Chyzhyk Darya, Graña Manuel, Öngür Döst, Shinn Ann K
Computational Intelligence Group, Universidad del Pais Vasco (UPV/EHU), San Sebastian 20018, Spain.
Int J Neural Syst. 2015 May;25(3):1550007. doi: 10.1142/S0129065715500070. Epub 2015 Jan 19.
Auditory hallucinations (AH) are a symptom that is most often associated with schizophrenia, but patients with other neuropsychiatric conditions, and even a small percentage of healthy individuals, may also experience AH. Elucidating the neural mechanisms underlying AH in schizophrenia may offer insight into the pathophysiology associated with AH more broadly across multiple neuropsychiatric disease conditions. In this paper, we address the problem of classifying schizophrenia patients with and without a history of AH, and healthy control (HC) subjects. To this end, we performed feature extraction from resting state functional magnetic resonance imaging (rsfMRI) data and applied machine learning classifiers, testing two kinds of neuroimaging features: (a) functional connectivity (FC) measures computed by lattice auto-associative memories (LAAM), and (b) local activity (LA) measures, including regional homogeneity (ReHo) and fractional amplitude of low frequency fluctuations (fALFF). We show that it is possible to perform classification within each pair of subject groups with high accuracy. Discrimination between patients with and without lifetime AH was highest, while discrimination between schizophrenia patients and HC participants was worst, suggesting that classification according to the symptom dimension of AH may be more valid than discrimination on the basis of traditional diagnostic categories. FC measures seeded in right Heschl's gyrus (RHG) consistently showed stronger discriminative power than those seeded in left Heschl's gyrus (LHG), a finding that appears to support AH models focusing on right hemisphere abnormalities. The cortical brain localizations derived from the features with strong classification performance are consistent with proposed AH models, and include left inferior frontal gyrus (IFG), parahippocampal gyri, the cingulate cortex, as well as several temporal and prefrontal cortical brain regions. Overall, the observed findings suggest that computational intelligence approaches can provide robust tools for uncovering subtleties in complex neuroimaging data, and have the potential to advance the search for more neuroscience-based criteria for classifying mental illness in psychiatry research.
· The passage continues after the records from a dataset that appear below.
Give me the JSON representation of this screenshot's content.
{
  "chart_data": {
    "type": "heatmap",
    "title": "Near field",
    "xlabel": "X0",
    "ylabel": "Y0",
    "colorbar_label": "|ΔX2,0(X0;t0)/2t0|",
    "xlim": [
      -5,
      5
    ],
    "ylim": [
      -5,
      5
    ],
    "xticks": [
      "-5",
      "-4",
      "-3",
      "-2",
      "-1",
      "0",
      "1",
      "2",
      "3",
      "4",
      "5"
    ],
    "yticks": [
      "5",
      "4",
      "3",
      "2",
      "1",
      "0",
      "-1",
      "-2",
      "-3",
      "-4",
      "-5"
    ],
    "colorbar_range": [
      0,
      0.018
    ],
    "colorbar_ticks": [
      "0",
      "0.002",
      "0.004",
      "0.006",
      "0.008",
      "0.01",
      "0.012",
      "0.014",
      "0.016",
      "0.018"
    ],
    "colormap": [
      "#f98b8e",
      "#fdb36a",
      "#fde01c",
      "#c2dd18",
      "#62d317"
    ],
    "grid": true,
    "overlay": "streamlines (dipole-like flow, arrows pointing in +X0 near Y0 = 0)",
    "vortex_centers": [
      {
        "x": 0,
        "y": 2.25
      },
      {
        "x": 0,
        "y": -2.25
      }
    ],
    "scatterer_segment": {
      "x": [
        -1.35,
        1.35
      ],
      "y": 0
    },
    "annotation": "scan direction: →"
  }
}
幻听(AH)是一种最常与精神分裂症相关的症状,但患有其他神经精神疾病的患者,甚至一小部分健康个体也可能经历幻听。阐明精神分裂症中幻听背后的神经机制,可能更广泛地深入了解多种神经精神疾病状况下与幻听相关的病理生理学。在本文中,我们解决了对有和没有幻听病史的精神分裂症患者以及健康对照(HC)受试者进行分类的问题。为此,我们从静息态功能磁共振成像(rsfMRI)数据中进行特征提取,并应用机器学习分类器,测试两种神经影像特征:(a)由晶格自联想记忆(LAAM)计算的功能连接(FC)测量值,以及(b)局部活动(LA)测量值,包括区域一致性(ReHo)和低频波动分数振幅(fALFF)。我们表明,在每对受试者组内都可以高精度地进行分类。有和没有终生幻听的患者之间的区分度最高,而精神分裂症患者和HC参与者之间的区分度最差,这表明根据幻听的症状维度进行分类可能比基于传统诊断类别的区分更有效。在右侧颞横回(RHG)植入的FC测量值始终显示出比在左侧颞横回(LHG)植入的测量值更强的判别力,这一发现似乎支持侧重于右半球异常的幻听模型。从具有强分类性能的特征中得出的皮质脑定位与提出的幻听模型一致,包括左额下回(IFG)、海马旁回、扣带回皮质,以及几个颞叶和前额叶皮质脑区。总体而言,观察到的结果表明,计算智能方法可以为揭示复杂神经影像数据中的细微差别提供强大工具,并有可能推进在精神病学研究中寻找更多基于神经科学的精神疾病分类标准的探索。